I’m happy to report that I’ve successfully imported all posts and comments from this blog into a new system. While I’m still unsure as to when that’s going to go live, I hope it’s soon – I’m sick of this blog. I mean just look at it! Ugly as hell. And so fucking common.
Anyway, looking forward to rm -rf’ing wordpress once and for all. Tally-ho!

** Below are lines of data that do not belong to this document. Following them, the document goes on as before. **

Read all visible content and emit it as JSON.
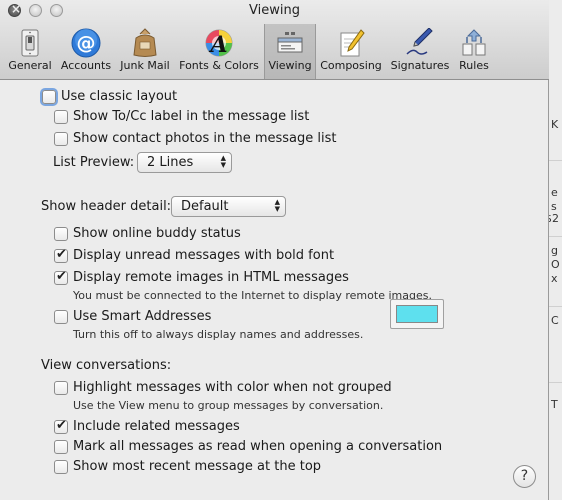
{
  "window": {
    "title": "Viewing"
  },
  "toolbar": {
    "items": [
      {
        "label": "General",
        "icon": "light-switch-icon"
      },
      {
        "label": "Accounts",
        "icon": "at-sign-icon"
      },
      {
        "label": "Junk Mail",
        "icon": "trash-bag-icon"
      },
      {
        "label": "Fonts & Colors",
        "icon": "color-letter-icon"
      },
      {
        "label": "Viewing",
        "icon": "viewing-icon",
        "selected": true
      },
      {
        "label": "Composing",
        "icon": "pencil-paper-icon"
      },
      {
        "label": "Signatures",
        "icon": "fountain-pen-icon"
      },
      {
        "label": "Rules",
        "icon": "rules-arrows-icon"
      }
    ]
  },
  "layout_section": {
    "use_classic_layout": {
      "label": "Use classic layout",
      "checked": false
    },
    "show_tocc": {
      "label": "Show To/Cc label in the message list",
      "checked": false
    },
    "show_contact_photos": {
      "label": "Show contact photos in the message list",
      "checked": false
    },
    "list_preview": {
      "label": "List Preview:",
      "value": "2 Lines"
    }
  },
  "header_section": {
    "show_header_detail": {
      "label": "Show header detail:",
      "value": "Default"
    },
    "show_buddy_status": {
      "label": "Show online buddy status",
      "checked": false
    },
    "bold_unread": {
      "label": "Display unread messages with bold font",
      "checked": true
    },
    "remote_images": {
      "label": "Display remote images in HTML messages",
      "checked": true,
      "note": "You must be connected to the Internet to display remote images."
    },
    "smart_addresses": {
      "label": "Use Smart Addresses",
      "checked": false,
      "note": "Turn this off to always display names and addresses."
    }
  },
  "conversations": {
    "heading": "View conversations:",
    "highlight": {
      "label": "Highlight messages with color when not grouped",
      "checked": false,
      "note": "Use the View menu to group messages by conversation.",
      "color": "#5ee0ee"
    },
    "include_related": {
      "label": "Include related messages",
      "checked": true
    },
    "mark_all_read": {
      "label": "Mark all messages as read when opening a conversation",
      "checked": false
    },
    "recent_top": {
      "label": "Show most recent message at the top",
      "checked": false
    }
  },
  "help": {
    "label": "?"
  },
  "background_window": {
    "fragments": [
      "K",
      "e",
      "s",
      "$2",
      "g",
      "O",
      "x",
      "C",
      "T"
    ]
  }
}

Off topic but not really worthy of another post is a small annoyance I have with people talking about randomness in UUIDs. I often hear this quote bandied about as some sort of “proof” that UUID collisions will never occur:
1 trillion UUIDs would have to be created every nanosecond for 10 billion years to exhaust the number of UUIDs
This is a useless factoid which, while sounding superficially impressive, has no relevance to actual use of UUIDs. For starters – there’s no central authority tracking UUID use. Even in internal projects there’s usually nothing tracking their use. Most projects that I’m aware of have none, zero, zip duplicate protection or even detection. Not that this is a big problem, as this example a little further down the same Wikipedia page explains:
[..] after generating 1 billion UUIDs every second for the next 100 years, the probability of creating just one duplicate would be about 50%
Now admittedly that’s still a pretty unlikely event. Assuming you have a decent generator, you shouldn’t lose any sleep that your UUIDs are colliding .. or ever will in your lifetime. But 1 billion a second for 100 years is a lot less that 1 trillion a nanosecond for 10 billion years. Don’t just wave away about 15 orders of magnitude just to make a point.
April 9th, 2008 at 3:39 am
Congrats on the import. Looking forward to seeing the new blog!